[Mesa-dev] [PATCH 2/2] mesa: Speedup the xrgb -> argb special case in fast_read_rgba_pixels_memcpy

Tue Mar 12 09:37:54 PDT 2013

Am 12.03.2013 02:23, schrieb Marek Olšák:
> On Mon, Mar 11, 2013 at 6:49 PM, Ian Romanick <idr at freedesktop.org> wrote:
>> Once upon a time Matt Turner was talking about using pixman to accelerate
>> operations like this in Mesa.  It has a lot of highly optimized paths for
>> just this sort of thing.  Since it's used by other projects, it gets a lot
>> more testing, etc.  It may be worth looking at using that to solve this
>> problem.
> 
> I think that using pixman or any other CPU-based solution is a waste
> of time (for dedicated GPUs at least). The OpenGL packing and
> unpacking can be implemented entirely on the GPU using streamout and
> TBOs, and we generally only want memcpy on the CPU side. That would
> also allow us to finally accelerate pixel buffer objects.
> 
> For now, the easiest and fastest solution is to do a blit, which
> should cover swizzling and format conversions. We just need a lot of
> texture formats or do swizzling in the fragment shader. The
> destination of the blit can be a temporary texture allocated in GTT.
> The author of the patch (at least I think it's him) has actually
> started working on the blit-based solution for ReadPixels in st/mesa
> and the time spent in ReadPixels went from 2300 ms to 9 ms (so he can
> still use additional 7.6 ms for rendering and be at 60 fps).

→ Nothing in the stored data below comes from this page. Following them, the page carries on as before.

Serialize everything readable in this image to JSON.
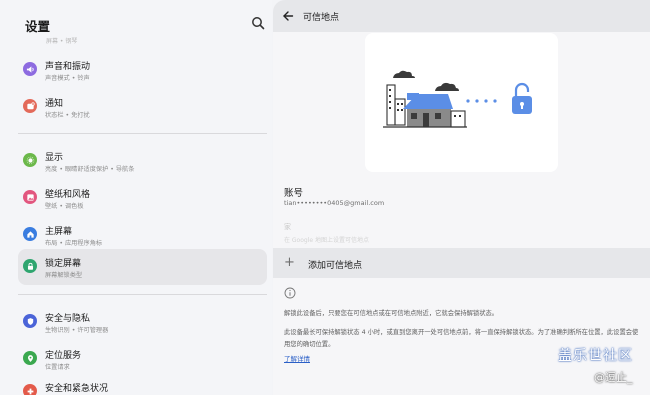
{
  "left": {
    "title": "设置",
    "scroll_hint": "屏幕 • 钢琴",
    "items": [
      {
        "label": "声音和振动",
        "sub": "声音模式 • 铃声",
        "color": "#8d6be0"
      },
      {
        "label": "通知",
        "sub": "状态栏 • 免打扰",
        "color": "#e36a5a"
      },
      {
        "label": "显示",
        "sub": "亮度 • 眼睛舒适度保护 • 导航条",
        "color": "#6bb84a"
      },
      {
        "label": "壁纸和风格",
        "sub": "壁纸 • 调色板",
        "color": "#e2567f"
      },
      {
        "label": "主屏幕",
        "sub": "布局 • 应用程序角标",
        "color": "#3a7de0"
      },
      {
        "label": "锁定屏幕",
        "sub": "屏幕解锁类型",
        "color": "#2fa56f"
      },
      {
        "label": "安全与隐私",
        "sub": "生物识别 • 许可管理器",
        "color": "#4b64d8"
      },
      {
        "label": "定位服务",
        "sub": "位置请求",
        "color": "#3aa84f"
      },
      {
        "label": "安全和紧急状况",
        "sub": "",
        "color": "#e35a4a"
      }
    ]
  },
  "right": {
    "header_title": "可信地点",
    "account_title": "账号",
    "account_email": "tian••••••••0405@gmail.com",
    "home_label": "家",
    "home_sub": "在 Google 地图上设置可信地点",
    "add_label": "添加可信地点",
    "para1": "解锁此设备后，只要您在可信地点或在可信地点附近，它就会保持解锁状态。",
    "para2": "此设备最长可保持解锁状态 4 小时，或直到您离开一处可信地点前，将一直保持解锁状态。为了准确判断所在位置，此设置会使用您的确切位置。",
    "link": "了解详情"
  },
  "watermark": {
    "line1": "盖乐世社区",
    "line2": "@逗止_"
  },
  "colors": {
    "accent": "#5b8ee6",
    "link": "#2a5fc7"
  }
}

For format conversions you're probably right, however if you only need
easy swizzling (like rgba->abgr or some such) the cpu solution should be
faster - because last time I checked swizzling is essentially an
operation which can be done for free (completely hidden by the cost of
read/write memory, you can easily do such swizzles for 4 rgba8 pixels at
once with a single cpu instruction, at least if you've got ssse3 -
though it would require memcpy-like optimizations for fetching and
storing the values, essentially you need a memcpy implementation with
inlined swizzling). That is unless you'd need some blit on the gpu side
in any case, in which case the conversion there is also free.
I agree though it is probably easier to do a blit, which covers more
cases (both because you can also do format conversion and because you
don't need separate code path depending on cpu).

Roland